The first public railway in North Wales did not have a locomotive. It had horses - sometimes two, sometimes more - hauling slate wagons nine miles down a gentle gradient from the quarries near Nantlle to the harbour at Caernarfon. It opened on 12 July 1828, three years after the Stockton and Darlington and three years before the Liverpool and Manchester. For 28 years it carried only slate. Then, in 1856, somebody decided to add passengers, and the small wooden Booking Office near Caernarfon harbour - alongside what would become known as Carnarvon Castle station - started selling shillings-and-sixpence tickets to Nantlle.
Carnarvon Castle was a railway terminus in name only. There was no platform. There was no station siding. Passengers boarded from and alighted onto the trackside, and the train - the 'usual open passenger truck and a closed or first class carriage drawn by two horses', as one 1861 newspaper account put it - simply stopped at an agreed spot near the Booking Office. The Booking Office itself was the line's only piece of dedicated passenger architecture along the entire nine-mile route. Three classes of travel were on offer. A return from Carnarvon Castle to Nantlle in 1857 cost one shilling in 3rd class, one shilling and sixpence in 2nd, and half a crown - two shillings and sixpence - in 1st. The journey took an hour and a half southbound, slightly less coming back, against the prevailing slope. The trains averaged six or seven miles per hour. A horseless person trying to walk to Nantlle would have struggled to keep up.

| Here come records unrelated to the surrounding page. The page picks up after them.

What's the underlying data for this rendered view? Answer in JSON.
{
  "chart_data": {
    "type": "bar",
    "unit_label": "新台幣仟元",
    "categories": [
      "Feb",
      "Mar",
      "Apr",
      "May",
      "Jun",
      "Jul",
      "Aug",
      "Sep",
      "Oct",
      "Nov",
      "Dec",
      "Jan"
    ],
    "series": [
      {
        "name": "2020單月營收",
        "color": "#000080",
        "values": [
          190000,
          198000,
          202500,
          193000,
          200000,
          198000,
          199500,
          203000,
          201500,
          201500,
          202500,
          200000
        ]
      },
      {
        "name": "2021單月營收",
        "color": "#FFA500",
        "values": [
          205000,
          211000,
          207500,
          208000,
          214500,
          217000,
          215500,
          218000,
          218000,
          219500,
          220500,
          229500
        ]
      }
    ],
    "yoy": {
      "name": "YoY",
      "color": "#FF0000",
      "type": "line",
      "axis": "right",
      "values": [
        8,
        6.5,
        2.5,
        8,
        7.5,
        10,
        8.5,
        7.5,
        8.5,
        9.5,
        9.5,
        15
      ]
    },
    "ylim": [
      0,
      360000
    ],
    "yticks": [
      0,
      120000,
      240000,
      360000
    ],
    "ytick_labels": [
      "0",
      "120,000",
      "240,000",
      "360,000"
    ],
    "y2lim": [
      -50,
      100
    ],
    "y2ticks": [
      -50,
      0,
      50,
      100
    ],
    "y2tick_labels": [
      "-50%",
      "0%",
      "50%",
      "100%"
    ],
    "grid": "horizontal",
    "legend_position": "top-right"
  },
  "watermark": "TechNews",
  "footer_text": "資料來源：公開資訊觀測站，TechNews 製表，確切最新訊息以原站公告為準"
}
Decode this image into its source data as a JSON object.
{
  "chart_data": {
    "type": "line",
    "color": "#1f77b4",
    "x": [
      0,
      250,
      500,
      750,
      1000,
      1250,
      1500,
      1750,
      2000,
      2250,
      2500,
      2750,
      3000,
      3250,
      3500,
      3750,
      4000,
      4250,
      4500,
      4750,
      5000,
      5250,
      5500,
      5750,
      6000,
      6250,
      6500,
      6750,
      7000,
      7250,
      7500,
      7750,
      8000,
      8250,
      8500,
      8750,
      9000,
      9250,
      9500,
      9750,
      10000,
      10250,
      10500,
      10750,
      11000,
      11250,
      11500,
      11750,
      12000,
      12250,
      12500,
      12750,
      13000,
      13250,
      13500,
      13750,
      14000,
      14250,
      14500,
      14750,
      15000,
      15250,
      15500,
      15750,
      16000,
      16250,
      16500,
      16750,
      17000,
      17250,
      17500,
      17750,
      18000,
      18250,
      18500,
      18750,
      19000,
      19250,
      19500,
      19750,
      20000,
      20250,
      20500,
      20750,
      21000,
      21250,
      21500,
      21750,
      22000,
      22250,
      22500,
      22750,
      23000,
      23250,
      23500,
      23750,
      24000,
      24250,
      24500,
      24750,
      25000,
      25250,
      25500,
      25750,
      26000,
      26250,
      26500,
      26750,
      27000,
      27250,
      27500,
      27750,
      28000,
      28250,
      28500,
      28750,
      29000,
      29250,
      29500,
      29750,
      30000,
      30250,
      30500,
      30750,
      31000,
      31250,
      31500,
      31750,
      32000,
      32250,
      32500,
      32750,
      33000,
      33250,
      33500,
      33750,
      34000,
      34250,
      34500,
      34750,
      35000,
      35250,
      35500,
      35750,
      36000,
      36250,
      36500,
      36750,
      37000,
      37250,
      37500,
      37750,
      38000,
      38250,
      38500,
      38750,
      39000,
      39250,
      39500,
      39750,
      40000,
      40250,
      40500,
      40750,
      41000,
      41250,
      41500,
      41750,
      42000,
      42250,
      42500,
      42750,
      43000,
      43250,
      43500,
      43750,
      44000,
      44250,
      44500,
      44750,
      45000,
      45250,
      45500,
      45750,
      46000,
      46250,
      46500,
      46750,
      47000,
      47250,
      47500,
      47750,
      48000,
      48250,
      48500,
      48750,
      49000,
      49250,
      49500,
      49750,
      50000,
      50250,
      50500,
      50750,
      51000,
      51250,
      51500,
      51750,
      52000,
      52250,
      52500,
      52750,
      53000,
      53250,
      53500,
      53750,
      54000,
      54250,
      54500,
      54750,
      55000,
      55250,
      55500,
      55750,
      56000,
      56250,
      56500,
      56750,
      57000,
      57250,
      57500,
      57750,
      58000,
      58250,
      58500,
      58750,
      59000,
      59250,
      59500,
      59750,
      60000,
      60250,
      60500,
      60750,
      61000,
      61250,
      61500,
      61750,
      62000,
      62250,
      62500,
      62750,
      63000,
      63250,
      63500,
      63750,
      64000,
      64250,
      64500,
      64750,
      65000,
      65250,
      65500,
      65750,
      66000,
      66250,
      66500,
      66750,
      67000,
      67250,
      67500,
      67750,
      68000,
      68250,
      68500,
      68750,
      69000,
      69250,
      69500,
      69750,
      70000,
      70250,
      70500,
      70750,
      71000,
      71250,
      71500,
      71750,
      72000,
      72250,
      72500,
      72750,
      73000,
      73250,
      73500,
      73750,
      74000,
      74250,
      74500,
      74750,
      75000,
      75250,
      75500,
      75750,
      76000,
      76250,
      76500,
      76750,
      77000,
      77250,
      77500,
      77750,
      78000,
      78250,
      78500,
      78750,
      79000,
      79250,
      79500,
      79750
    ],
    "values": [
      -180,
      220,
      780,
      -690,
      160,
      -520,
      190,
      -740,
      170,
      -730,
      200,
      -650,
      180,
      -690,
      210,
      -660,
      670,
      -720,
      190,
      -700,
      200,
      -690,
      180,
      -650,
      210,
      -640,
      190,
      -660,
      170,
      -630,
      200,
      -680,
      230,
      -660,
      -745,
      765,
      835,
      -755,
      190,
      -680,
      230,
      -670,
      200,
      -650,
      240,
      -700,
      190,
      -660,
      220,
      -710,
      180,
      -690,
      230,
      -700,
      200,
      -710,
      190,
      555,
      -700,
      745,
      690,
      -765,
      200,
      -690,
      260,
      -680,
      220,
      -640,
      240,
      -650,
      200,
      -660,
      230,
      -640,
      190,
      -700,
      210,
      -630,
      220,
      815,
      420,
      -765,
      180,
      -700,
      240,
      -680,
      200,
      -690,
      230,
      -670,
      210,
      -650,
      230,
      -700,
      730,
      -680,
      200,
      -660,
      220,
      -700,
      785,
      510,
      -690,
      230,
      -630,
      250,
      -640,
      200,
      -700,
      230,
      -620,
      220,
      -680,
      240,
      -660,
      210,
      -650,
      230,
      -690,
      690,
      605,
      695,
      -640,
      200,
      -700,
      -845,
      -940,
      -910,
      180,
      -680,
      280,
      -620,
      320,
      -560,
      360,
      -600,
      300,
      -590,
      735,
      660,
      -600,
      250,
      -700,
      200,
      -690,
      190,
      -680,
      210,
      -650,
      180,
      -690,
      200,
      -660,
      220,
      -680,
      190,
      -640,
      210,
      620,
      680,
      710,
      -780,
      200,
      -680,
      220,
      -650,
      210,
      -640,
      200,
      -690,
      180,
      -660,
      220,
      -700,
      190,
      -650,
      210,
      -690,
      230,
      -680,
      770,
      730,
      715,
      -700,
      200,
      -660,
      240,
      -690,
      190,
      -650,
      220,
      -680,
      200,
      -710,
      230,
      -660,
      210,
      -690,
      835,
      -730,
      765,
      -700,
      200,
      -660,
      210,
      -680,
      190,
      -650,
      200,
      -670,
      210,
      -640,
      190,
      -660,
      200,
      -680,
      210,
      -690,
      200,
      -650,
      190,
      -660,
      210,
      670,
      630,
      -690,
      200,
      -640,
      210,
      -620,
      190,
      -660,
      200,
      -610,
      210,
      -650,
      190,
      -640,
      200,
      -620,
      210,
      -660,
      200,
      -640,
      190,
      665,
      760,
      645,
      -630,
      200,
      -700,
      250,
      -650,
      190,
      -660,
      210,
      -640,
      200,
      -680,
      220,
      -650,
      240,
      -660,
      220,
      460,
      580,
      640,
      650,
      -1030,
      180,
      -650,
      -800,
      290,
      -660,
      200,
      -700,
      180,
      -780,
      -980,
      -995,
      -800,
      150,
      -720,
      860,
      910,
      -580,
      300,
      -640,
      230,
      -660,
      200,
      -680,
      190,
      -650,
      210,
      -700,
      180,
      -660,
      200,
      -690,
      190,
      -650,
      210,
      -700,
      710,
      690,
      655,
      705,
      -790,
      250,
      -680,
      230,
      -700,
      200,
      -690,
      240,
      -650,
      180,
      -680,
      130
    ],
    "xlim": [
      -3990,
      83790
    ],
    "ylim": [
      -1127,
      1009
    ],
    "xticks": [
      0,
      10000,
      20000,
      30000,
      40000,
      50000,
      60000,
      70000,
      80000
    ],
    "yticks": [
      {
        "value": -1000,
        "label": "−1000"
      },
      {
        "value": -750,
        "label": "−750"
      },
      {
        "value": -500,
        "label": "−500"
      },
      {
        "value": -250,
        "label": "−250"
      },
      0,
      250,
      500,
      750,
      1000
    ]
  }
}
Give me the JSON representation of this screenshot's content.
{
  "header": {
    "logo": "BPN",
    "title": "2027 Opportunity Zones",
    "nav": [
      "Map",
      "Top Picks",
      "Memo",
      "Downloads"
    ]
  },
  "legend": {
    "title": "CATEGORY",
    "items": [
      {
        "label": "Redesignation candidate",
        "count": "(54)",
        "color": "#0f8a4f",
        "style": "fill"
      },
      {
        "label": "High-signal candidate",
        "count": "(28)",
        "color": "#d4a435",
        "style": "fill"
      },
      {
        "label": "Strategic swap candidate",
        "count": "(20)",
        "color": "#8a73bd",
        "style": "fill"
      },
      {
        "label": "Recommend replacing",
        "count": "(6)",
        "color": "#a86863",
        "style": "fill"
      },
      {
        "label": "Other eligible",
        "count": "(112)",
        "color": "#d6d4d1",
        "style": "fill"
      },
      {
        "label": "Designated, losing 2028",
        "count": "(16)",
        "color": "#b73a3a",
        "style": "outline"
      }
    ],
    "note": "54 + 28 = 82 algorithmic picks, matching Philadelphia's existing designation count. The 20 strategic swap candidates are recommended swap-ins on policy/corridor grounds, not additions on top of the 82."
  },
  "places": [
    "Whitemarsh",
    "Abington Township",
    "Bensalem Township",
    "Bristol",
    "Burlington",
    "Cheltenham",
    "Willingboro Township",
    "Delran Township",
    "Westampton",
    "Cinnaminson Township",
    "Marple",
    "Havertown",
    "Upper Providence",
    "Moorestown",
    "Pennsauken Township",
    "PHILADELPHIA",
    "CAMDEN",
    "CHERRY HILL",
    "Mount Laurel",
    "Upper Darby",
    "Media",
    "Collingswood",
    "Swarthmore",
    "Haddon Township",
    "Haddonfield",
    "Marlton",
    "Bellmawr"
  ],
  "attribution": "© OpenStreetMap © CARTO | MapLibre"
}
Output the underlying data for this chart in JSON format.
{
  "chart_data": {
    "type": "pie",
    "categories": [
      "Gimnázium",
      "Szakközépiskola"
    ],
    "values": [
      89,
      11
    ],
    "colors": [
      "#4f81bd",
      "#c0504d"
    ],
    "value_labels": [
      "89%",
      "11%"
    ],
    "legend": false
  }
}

Passenger revenue was a useful sideline - more than a quarter of total income in 1862 - but the Nantlle Railway always made its money from slate. Roof slates from the quarries near Nantlle came down to the quay in horse-drawn wagons, were loaded onto ships, and went out to roof Liverpool, Manchester, the Midlands and as far afield as Australia. Northbound goods were almost entirely slate, with copper ore a distant second. Southbound was almost entirely coal. The passenger service was an afterthought, run by a private contractor named Edward Preston under lease from the railway company. Sunday trains were never offered. The line stopped working its tariff round the Sabbath.
By the 1860s the standard-gauge Carnarvonshire Railway was being built through the same valleys, and its northern section between Penygroes and Coed Helen - just south of Caernarfon - would obliterate the Nantlle Railway's tracks. The passenger service ended on 12 June 1865. Slate traffic limped on through a cumbersome transshipment arrangement at Tyddyn Bengam, where Nantlle wagons were pushed onto standard-gauge flatcars three at a time, hauled north, then pushed off and horse-drawn the final stretch to the quay. With complexity came delays, breakages, pilfering, and a quiet shift of cargo back to the road. The Nantlle's single-span stone bridge over the Afon Seiont was finally demolished in 1879-80. Most of the line in Caernarfon disappeared under standard-gauge infrastructure in the 1870s. At the southern end, remarkably, a length of horse-drawn three-foot Nantlle track survived until 1963 - British Railways' last horse-drawn remnant, in operation seventeen years after nationalisation.
There is almost nothing left of Carnarvon Castle station to see. The harbour area has been redeveloped repeatedly; the line's path through the lower town vanished into the standard-gauge layout in the 1870s and then into modern road works. The most northerly visible piece of the old Nantlle Railway is Coed Helen tunnel, a 22-yard cut beneath the hill just south of the river, with some embankment traces between the tunnel and the river. There are stone bridge abutments along the same stretch that may or may not be original. Several attempts to revive the route in the early twentieth century - by the Portmadoc, Beddgelert and South Snowdon Railway in 1904 and 1908, then by the Welsh Highland Railway promoters after the First World War - all died in parliamentary committees and unbuilt lines. The horse trains that once paused beside the harbour office to let passengers down onto the cobbles are now a footnote, but they ran the first regular timetable in north Wales, and they did it without burning a single ton of coal.
The former Carnarvon Castle station site lies at 53.14 degrees north, 4.28 degrees west on the quayside of Caernarfon harbour at the mouth of the Afon Seiont, immediately west of the castle. Nothing of the station itself remains visible. From the air, look for the harbour, the castle, and the line of Coed Helen across the river where the original railway tunnel still exists. Best viewed at 1,500-3,000 feet. Caernarfon Airport (EGCK) is four nautical miles south-west; RAF Valley (EGOV) lies 15 miles north-west across the Menai Strait.